Several council members in Tennessee have called for the resignation of a police chief after warrants were issued for two community activists and then later rescinded.
Metro Council member Freddie O’Connell last week urged Nashville Mayor John Cooper to request the resignation of Metro Police Chief Steve Anderson, news outlets reported.
O’Connell tweeted, “We have reached the point of absurdity,” referencing warrants issued for Nashville activists Justin Jones and Jeneisha Harris on riot charges.
— Freddie #StayHome O'Connell (@freddieoconnell) June 4, 2020
Metro police announced the arrest warrants for Jones and Harris on Thursday, stating the pair were connected to Saturday’s vandalism of a police cruiser. Police said the activists walked on the car, damaging the vehicle.
Harris tweeted that she would turn herself in and said, “If something happens to me, I did not kill myself.” Jones also took to Twitter, stating the warrants were “false” and “politically motivated.”
Turning myself in now…
If something happens to me, I did not kill myself.
— Jeneisha Harris (@JeneishaCHarris) June 4, 2020
Three hours after the announcement, Metro police recalled the warrants after reviewing “additional information” received by the department and District Attorney General Glenn Funk.
The Tennessee Star asked Nashville Police spokesman Don Aaron if Cooper intervened in the matter.

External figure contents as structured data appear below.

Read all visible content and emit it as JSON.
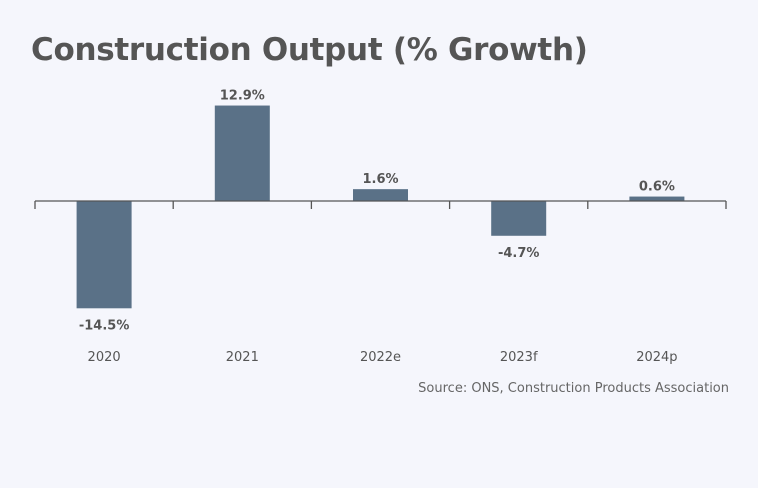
{
  "chart_data": {
    "type": "bar",
    "title": "Construction Output (% Growth)",
    "categories": [
      "2020",
      "2021",
      "2022e",
      "2023f",
      "2024p"
    ],
    "values": [
      -14.5,
      12.9,
      1.6,
      -4.7,
      0.6
    ],
    "data_labels": [
      "-14.5%",
      "12.9%",
      "1.6%",
      "-4.7%",
      "0.6%"
    ],
    "xlabel": "",
    "ylabel": "",
    "grid": false,
    "legend": "none",
    "bar_color": "#5a7187",
    "source": "Source: ONS, Construction Products Association"
  }
}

“Absolutely not,” Aaron said.
Council member Dave Rosenberg and at-large council member Bob Mendes have also called for Anderson’s resignation.
O’Connell said he was aware of the rescinded warrants.
“I think they realized that perhaps they had errored,” O’Connell said.
It’s unclear whether Jones or Harris will still be charged with rioting crimes.
Jones, as The Star reported, has had prior run-ins with law enforcement, one of which was for an alleged assault of then-Speaker of the House Glen Casada. And another for allegedly disrupting a Marsha Blackburn rally in Nashville in 2018 that featured U.S. Sen. Lindsey Graham of South Carolina.
According to Jones’ account that day, Cooper would not agree to Jones’ demands.
Jones later told the crowd of thousands that “you don’t just vote out your oppressor. You overthrow them.”
As The Tennessee Star reported last year, Anderson had a lot of friction with members of the Community Oversight Board after he would not meet with them.
As The Star reported, Nashville voters approved a civilian oversight board over police in 2018.
City officials created the board.
As reported, Nashville Fraternal Order of Police members have long said they have serious constitutional concerns about the board. FOP members have even said the board is “set up for some means of retaliation and retribution for a problem that doesn’t exist.”